“Do you know the other reporters?”
“All of them.”
“But you don’t know the brown-haired young man?”
“No,” answered the “Sun” man. “I don’t believe he’s from a New York paper. He may belong to one of the Brooklyn dailies. Shall I ask him who he is and what paper he serves?”
“Oh, no, thank you,” Tom answered, carelessly. “It’s just the slightest curiosity on my part. He makes me think, a little, of a fellow I knew in my own town.”
But as the motor boat boy presently strolled away his mind was moving fast. He had already suspected that the brown-haired young man, with the well-tanned face, did not belong to the party of reporters, though he pretended to.
For Halstead, rarely mistaken in a voice, had heard the fellow speak twice. Though the tone was low, it had brought back a memory of the night before.
“If it’s the same fellow,” flashed through the boy’s mind, “then his hair, last night, was lighter, and his cheeks fairer. Since then he must have dyed his hair and stained his face.
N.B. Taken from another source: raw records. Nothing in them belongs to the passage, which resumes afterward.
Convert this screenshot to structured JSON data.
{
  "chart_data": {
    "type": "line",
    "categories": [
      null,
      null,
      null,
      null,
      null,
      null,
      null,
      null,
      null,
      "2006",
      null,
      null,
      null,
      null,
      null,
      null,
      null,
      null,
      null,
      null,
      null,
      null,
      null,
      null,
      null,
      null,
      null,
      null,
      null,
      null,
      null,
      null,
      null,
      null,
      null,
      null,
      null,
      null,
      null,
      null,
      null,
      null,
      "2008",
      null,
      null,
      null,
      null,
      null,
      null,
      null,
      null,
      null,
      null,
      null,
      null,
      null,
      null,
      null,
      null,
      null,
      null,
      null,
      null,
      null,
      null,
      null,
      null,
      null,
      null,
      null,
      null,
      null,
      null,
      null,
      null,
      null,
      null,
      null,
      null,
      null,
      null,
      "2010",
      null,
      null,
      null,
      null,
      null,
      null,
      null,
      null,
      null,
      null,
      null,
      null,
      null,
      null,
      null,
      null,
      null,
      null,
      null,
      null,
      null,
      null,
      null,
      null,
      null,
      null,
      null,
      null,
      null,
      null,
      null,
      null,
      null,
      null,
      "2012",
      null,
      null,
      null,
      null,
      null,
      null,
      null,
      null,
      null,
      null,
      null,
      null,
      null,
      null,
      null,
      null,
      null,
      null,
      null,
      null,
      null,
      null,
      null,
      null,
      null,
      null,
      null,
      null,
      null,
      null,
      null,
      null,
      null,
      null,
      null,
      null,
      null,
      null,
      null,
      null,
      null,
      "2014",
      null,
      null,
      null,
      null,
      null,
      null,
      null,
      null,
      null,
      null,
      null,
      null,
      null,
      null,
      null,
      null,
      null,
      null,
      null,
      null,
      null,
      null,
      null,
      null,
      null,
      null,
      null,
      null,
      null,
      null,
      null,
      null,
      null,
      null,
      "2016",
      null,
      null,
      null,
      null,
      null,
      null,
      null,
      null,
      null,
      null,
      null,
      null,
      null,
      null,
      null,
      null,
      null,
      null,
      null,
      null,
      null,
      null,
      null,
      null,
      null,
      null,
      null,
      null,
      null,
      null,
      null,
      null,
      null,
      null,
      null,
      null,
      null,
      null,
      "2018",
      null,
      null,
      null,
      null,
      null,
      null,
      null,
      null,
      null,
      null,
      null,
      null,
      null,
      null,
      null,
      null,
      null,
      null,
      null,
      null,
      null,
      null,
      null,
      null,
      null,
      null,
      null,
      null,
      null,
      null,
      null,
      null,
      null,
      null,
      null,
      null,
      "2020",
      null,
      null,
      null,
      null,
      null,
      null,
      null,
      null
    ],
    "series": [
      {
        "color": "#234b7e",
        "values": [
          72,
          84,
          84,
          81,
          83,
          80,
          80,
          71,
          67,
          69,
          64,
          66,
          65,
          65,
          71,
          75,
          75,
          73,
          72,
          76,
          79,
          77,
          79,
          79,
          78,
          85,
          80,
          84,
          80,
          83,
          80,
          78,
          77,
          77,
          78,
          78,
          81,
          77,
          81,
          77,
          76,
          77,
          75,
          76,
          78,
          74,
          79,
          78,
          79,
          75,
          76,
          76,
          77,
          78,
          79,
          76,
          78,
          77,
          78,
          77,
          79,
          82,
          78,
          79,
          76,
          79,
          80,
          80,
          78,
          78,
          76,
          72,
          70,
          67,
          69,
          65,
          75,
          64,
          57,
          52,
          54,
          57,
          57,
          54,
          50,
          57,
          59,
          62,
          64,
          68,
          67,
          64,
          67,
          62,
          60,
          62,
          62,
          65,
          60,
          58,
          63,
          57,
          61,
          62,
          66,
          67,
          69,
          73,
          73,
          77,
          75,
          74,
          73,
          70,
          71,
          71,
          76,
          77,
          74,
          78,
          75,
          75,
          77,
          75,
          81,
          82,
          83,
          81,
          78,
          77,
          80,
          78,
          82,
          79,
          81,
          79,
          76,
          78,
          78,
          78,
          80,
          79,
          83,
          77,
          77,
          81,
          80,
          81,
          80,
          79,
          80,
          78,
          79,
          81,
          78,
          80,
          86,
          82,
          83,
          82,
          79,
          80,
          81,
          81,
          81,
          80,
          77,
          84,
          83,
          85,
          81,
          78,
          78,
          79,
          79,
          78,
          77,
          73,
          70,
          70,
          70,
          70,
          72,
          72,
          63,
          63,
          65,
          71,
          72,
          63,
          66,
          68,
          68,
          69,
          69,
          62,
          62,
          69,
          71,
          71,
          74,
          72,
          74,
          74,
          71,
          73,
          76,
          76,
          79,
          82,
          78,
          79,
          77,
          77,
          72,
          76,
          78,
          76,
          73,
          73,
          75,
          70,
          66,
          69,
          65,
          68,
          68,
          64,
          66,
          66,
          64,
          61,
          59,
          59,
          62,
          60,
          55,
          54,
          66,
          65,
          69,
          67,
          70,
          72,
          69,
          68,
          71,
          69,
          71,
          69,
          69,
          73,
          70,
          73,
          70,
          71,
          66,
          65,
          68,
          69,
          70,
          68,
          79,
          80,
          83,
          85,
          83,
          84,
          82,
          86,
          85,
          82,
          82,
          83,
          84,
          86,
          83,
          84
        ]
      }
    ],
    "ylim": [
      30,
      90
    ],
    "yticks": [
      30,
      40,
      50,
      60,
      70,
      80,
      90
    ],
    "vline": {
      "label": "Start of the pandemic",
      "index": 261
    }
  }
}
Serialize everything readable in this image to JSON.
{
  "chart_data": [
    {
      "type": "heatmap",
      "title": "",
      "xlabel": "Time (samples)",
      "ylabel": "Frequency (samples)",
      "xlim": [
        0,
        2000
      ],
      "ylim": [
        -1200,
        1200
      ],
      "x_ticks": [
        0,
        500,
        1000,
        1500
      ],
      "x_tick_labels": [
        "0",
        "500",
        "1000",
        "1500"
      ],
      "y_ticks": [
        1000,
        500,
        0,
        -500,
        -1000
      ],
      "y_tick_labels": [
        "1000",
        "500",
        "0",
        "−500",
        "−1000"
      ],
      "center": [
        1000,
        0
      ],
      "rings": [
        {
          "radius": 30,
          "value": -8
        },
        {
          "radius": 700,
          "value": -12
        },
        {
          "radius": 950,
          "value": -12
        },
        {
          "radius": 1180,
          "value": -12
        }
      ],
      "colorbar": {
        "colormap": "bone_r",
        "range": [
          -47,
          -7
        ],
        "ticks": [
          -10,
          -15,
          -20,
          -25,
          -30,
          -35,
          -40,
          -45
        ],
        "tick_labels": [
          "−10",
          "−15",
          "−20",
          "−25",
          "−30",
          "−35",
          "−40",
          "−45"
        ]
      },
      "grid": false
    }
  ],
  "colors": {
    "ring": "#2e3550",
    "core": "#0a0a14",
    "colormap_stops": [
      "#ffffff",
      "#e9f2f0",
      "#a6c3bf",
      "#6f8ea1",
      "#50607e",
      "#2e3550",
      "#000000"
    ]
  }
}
He wore a gray suit, then, and a yachting cap, but I’d wager a lot the fellow yonder is the one who directed the fellow calling himself Rexford, and one of the pair that chased me up a tree. The voice is the same, I’m sure, though now he’s talking lower and trying to disguise his voice.”
The more Halstead covertly studied the suspected one the more he became convinced of the whole truth of his guess.